OLD NATHAN by David Drake

Spanish King stumbled to the ground when the aurochs disappeared. His forelegs folded under him, and the gouting neck wound rubbed the furrow his lower jaw gouged in the dirt.

Old Nathan thought the black bull had died in the moment of victory, but when he ran to the beast, cursing the Devil in whom he believed as he could not God, King wallowed up from the side on which he had fallen. The bull got his forelegs beneath him, but instead of trying to rise he let his haunches down as well so that he lay on the ground in a parody of relaxation.

The cunning man knelt beside the black bull and pressed his right hand to the wound, muttering the words by which he marshalled the forces within himself to staunch the blood. It wasn’t any good. On the lids of his closed eyes he could see the form of Spanish King wasting away like a salt carving in water, and his palm burned as if he held it in a stream of liquid rock.

“No, let it go, old man,” the bull said in a voice gentler than any his master had ever heard come from his throat.

“Damn ye!” Old Nathan snarled, his eyes pressed closed because the tears would wash down even harder if he opened the lids. “You hold hard er I’ll crack yer neck fer ye!”

“A big ‘un,” said Spanish King slowly. “But we showed ‘im, old man. We showed that ‘un who rules here.”

“There was never yer like, big feller,” murmured Old Nathan with his face pressed against the steaming neck of the bull. “There’ll never be yer like, not till the sun goes cold.”

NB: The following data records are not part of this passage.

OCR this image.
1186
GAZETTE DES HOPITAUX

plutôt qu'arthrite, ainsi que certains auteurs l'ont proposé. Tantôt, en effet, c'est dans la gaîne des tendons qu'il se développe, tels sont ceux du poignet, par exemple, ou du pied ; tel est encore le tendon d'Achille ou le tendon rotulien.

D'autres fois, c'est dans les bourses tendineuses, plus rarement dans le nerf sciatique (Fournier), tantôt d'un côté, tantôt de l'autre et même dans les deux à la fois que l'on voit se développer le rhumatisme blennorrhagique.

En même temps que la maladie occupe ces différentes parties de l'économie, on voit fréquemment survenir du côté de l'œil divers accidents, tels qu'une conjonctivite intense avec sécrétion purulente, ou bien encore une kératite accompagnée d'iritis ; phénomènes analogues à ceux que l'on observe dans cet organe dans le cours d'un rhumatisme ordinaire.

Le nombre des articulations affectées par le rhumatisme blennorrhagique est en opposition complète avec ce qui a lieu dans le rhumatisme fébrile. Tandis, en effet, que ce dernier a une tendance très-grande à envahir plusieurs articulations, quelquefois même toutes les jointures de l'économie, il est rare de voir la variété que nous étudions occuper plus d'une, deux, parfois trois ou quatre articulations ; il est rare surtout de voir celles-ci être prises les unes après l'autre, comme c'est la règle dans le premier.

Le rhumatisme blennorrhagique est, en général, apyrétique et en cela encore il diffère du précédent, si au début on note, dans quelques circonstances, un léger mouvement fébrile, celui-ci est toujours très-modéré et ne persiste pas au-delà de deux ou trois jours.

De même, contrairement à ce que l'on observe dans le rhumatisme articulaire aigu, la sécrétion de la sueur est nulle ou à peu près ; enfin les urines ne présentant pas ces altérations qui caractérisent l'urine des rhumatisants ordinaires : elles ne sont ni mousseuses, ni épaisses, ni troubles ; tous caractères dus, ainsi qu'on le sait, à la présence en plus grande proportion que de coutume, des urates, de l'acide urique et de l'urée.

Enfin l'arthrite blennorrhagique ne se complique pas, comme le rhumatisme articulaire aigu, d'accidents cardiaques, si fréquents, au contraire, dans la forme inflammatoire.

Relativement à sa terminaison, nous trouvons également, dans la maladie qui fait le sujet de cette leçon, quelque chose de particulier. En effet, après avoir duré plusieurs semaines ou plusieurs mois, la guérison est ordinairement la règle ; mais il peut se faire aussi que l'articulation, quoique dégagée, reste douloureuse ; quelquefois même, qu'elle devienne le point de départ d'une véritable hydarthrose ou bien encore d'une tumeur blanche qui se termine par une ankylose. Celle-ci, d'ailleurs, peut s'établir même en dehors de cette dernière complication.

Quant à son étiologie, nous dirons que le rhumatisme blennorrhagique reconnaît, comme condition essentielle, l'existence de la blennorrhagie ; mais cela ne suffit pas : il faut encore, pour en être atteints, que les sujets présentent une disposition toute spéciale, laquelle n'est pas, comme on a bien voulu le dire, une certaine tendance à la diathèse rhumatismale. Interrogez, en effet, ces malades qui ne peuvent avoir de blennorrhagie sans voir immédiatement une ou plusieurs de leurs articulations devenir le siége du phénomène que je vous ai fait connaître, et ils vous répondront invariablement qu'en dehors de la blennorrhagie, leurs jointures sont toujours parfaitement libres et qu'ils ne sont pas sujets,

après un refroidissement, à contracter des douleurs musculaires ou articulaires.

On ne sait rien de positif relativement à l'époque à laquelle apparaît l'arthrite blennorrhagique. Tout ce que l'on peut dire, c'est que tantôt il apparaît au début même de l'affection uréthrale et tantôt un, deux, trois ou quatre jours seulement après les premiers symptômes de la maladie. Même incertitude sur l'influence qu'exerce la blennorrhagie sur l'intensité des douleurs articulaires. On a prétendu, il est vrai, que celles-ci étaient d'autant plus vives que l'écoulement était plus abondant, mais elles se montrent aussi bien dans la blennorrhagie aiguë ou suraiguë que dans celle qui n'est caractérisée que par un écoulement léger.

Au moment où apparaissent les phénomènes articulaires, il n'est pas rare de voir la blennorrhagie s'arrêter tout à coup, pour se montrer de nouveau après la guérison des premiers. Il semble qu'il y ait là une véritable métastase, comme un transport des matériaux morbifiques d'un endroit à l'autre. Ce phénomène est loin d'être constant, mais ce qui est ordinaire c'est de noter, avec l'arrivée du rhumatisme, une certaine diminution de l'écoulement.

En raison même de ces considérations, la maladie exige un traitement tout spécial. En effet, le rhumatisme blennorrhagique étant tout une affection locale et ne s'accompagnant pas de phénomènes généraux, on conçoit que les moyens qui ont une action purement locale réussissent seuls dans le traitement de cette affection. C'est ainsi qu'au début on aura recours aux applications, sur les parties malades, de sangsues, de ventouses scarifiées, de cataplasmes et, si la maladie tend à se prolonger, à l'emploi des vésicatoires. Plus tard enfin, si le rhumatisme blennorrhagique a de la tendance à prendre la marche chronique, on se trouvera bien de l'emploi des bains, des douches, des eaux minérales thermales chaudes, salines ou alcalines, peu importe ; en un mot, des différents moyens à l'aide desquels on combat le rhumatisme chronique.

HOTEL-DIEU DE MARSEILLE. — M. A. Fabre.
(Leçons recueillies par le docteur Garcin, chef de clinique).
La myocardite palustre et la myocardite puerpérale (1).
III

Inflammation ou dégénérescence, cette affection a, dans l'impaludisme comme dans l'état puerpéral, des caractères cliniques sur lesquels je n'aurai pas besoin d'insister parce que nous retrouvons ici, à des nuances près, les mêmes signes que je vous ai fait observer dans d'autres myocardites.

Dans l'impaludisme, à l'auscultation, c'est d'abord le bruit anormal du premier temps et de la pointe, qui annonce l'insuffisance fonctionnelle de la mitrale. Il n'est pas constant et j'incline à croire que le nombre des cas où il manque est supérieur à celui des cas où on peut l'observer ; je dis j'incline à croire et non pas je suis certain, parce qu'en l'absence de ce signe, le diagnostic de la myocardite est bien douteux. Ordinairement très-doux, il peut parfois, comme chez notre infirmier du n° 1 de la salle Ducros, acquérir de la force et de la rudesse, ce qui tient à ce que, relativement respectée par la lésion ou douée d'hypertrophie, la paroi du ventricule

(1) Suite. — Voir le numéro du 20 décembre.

The great black head lowered to the ground. “. . . showed ‘im,” whispered Spanish King as he died.

* * *

John Boardman rode his bay gelding slowly through the newground, coming from the west end as the piebald bull had done earlier that morning. His bitch gamboled about the man and horse, rushing from stump to charred brush pile, yapping enthusiastically at the small birds he put up. When the blond dog noticed Old Nathan, she trotted over to him a hundred yards in advance of her master. Her head was thrown back and her tail held high, giving the impression that she was already in flight after a rebuff.

“G’day t’ ye,” said the bitch, well back from the arc Old Nathan could sweep with the knife he wielded. She could smell his mood, and she had no way of telling that it was not directed at her or the world of which she was one of the nearer parts.

“I’ve knowed better,” said the cunning man. He wiped the knife’s longer blade on the bull’s hide to clean the steel, then cocked up the sole of his left boot and stropped the edge on it, two strokes to a side with a metronome’s precision. He paused and added with the same lack of anything but a desire to be precise, “And worse, I reckon. Maybe worse.”

“Chased off t’other bull, did he?” the bitch remarked, stretching her muzzle out to snuffle Spanish King. Her right forepaw began a cautious step forward as she continued, “Wouldn’t hev believed it, but he’s gone sure ’nuff. Mean ‘un, thet. Too mean t’ live nor die, seemed t’ me.”

“Whoa, Virgil!” John Boardman called to his gelding, who had stopped twenty feet from the carcase anyway. The odors of blood and death threw the horse into a shivering panic not far short of driving him off in a mad stampede back up the way he had come. The gelding calmed somewhat when his rider dismounted, knotted the reins on an upturned tree root, and stepped between him and the scene of slaughter.

“Well, I reckon ye did it,” said Boardman as he approached Old Nathan as cautiously as his dog had done a moment before. The landowner could not scent fiery rage in the cunning man’s sweat, but he could watch and wonder at the knife and the sinewed, capable hands flaying a strip of hide from the bull’s back.

“I rode all the way from the west boundary cut t’ here,” the younger man continued—standing out of knife range. “And Virgil shied nary onct but when a pigeon flapped up in ‘is face. Couldn’t hev rid ‘im here this time yestiddy.”